N-acetyllactosamine and the CT carbohydrate antigen mediate agrin-dependent activation of MuSK and acetylcholine receptor clustering in skeletal muscle.

Galbeta1,3GalNAc and Galbeta1,4GIcNAc are the subterminal saccharide structures present on the CT carbohydrate antigen GalNAcbeta1,4[NeuAcalpha2,3]-Galbeta1-(3GalNAc or 4GIcNAc)-R, which is localized at the mammalian neuromuscular junction. Here we show that Galbeta1,3GalNAc, Galbeta1,4GIcNAc, and the CT carbohydrate antigen affect postsynaptic assembly in cultured muscle cells. Treatment of C2C12 myotubes with benzyl-O-alpha-GalNAc or neuraminidase increased peanut agglutinin (PNA) expression and AChR clustering. Induction of AChR clustering was blocked by PNA and by muscle agrin.
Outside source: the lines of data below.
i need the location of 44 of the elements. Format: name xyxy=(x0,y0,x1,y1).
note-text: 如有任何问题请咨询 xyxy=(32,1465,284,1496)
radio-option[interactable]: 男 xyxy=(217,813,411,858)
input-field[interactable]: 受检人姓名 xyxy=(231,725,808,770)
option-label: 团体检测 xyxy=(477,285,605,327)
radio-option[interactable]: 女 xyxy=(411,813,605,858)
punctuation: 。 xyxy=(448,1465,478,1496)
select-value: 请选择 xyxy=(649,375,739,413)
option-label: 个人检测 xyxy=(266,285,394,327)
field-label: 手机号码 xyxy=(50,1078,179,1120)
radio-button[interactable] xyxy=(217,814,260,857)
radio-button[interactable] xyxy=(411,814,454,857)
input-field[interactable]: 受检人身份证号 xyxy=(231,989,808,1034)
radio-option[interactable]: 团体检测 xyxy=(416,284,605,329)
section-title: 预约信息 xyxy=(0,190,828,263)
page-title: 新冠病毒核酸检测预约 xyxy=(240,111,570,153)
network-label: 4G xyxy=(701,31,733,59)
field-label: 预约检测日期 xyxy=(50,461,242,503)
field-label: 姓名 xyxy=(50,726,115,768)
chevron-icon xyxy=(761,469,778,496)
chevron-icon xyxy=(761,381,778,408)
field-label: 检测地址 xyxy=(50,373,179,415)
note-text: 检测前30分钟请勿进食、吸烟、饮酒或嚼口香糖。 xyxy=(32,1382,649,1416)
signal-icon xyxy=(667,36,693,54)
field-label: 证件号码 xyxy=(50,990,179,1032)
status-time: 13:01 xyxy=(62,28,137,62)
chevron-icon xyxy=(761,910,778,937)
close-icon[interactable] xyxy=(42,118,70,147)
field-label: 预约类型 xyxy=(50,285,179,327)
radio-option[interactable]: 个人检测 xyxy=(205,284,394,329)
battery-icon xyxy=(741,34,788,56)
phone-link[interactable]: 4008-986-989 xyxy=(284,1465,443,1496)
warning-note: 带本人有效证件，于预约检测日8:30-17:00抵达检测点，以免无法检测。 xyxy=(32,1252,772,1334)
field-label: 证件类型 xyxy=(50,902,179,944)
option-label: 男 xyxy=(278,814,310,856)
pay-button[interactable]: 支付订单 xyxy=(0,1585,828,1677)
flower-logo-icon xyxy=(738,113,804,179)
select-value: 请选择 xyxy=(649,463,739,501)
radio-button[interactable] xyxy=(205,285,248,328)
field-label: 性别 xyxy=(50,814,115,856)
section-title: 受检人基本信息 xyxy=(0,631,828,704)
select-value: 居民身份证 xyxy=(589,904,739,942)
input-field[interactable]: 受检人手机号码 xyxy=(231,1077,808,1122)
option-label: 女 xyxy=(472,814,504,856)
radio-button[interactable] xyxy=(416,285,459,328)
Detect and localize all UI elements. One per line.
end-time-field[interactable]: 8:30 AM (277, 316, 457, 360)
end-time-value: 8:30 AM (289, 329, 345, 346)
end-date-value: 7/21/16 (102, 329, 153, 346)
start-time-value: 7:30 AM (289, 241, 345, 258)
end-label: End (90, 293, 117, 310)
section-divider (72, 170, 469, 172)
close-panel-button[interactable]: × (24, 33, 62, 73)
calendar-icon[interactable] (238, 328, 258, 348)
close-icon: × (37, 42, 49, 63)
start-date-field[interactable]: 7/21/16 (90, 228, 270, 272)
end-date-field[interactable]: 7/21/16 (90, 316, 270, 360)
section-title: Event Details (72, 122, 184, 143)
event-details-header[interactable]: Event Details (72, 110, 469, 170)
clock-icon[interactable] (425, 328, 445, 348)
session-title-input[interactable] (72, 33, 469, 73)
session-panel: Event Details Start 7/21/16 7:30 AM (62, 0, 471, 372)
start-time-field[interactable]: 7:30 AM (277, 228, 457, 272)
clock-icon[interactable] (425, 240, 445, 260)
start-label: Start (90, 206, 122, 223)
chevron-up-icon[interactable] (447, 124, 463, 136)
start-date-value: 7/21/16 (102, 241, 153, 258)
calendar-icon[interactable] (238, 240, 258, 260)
Addition of Galbeta1,4GIcNAc or Galbeta1,3GalNAc increased AChR clustering in myotubes and muscle-specific kinase (MUSK) autophosphorylation in vitro, while NeuAcalpha2,3Galbeta1,4GIcNAc and Galbeta1,4GIc did not. Neural agrin activated MuSK in vitro if the lactosamine-containing mucin domain was present, and this activation was blocked in large part by Galbeta1,3GalNAc and Galbeta1,4GIcNAc. Agrin fragments and MuSK bound to these disaccharides with differing specificities. Overexpression of the CT carbohydrate antigen also increased AChR clustering and MuSK autophosphorylation in the presence of neural agrin. These data suggest a model in which different portions of the CT carbohydrate structure contribute to agrin-dependent signal transduction.[1]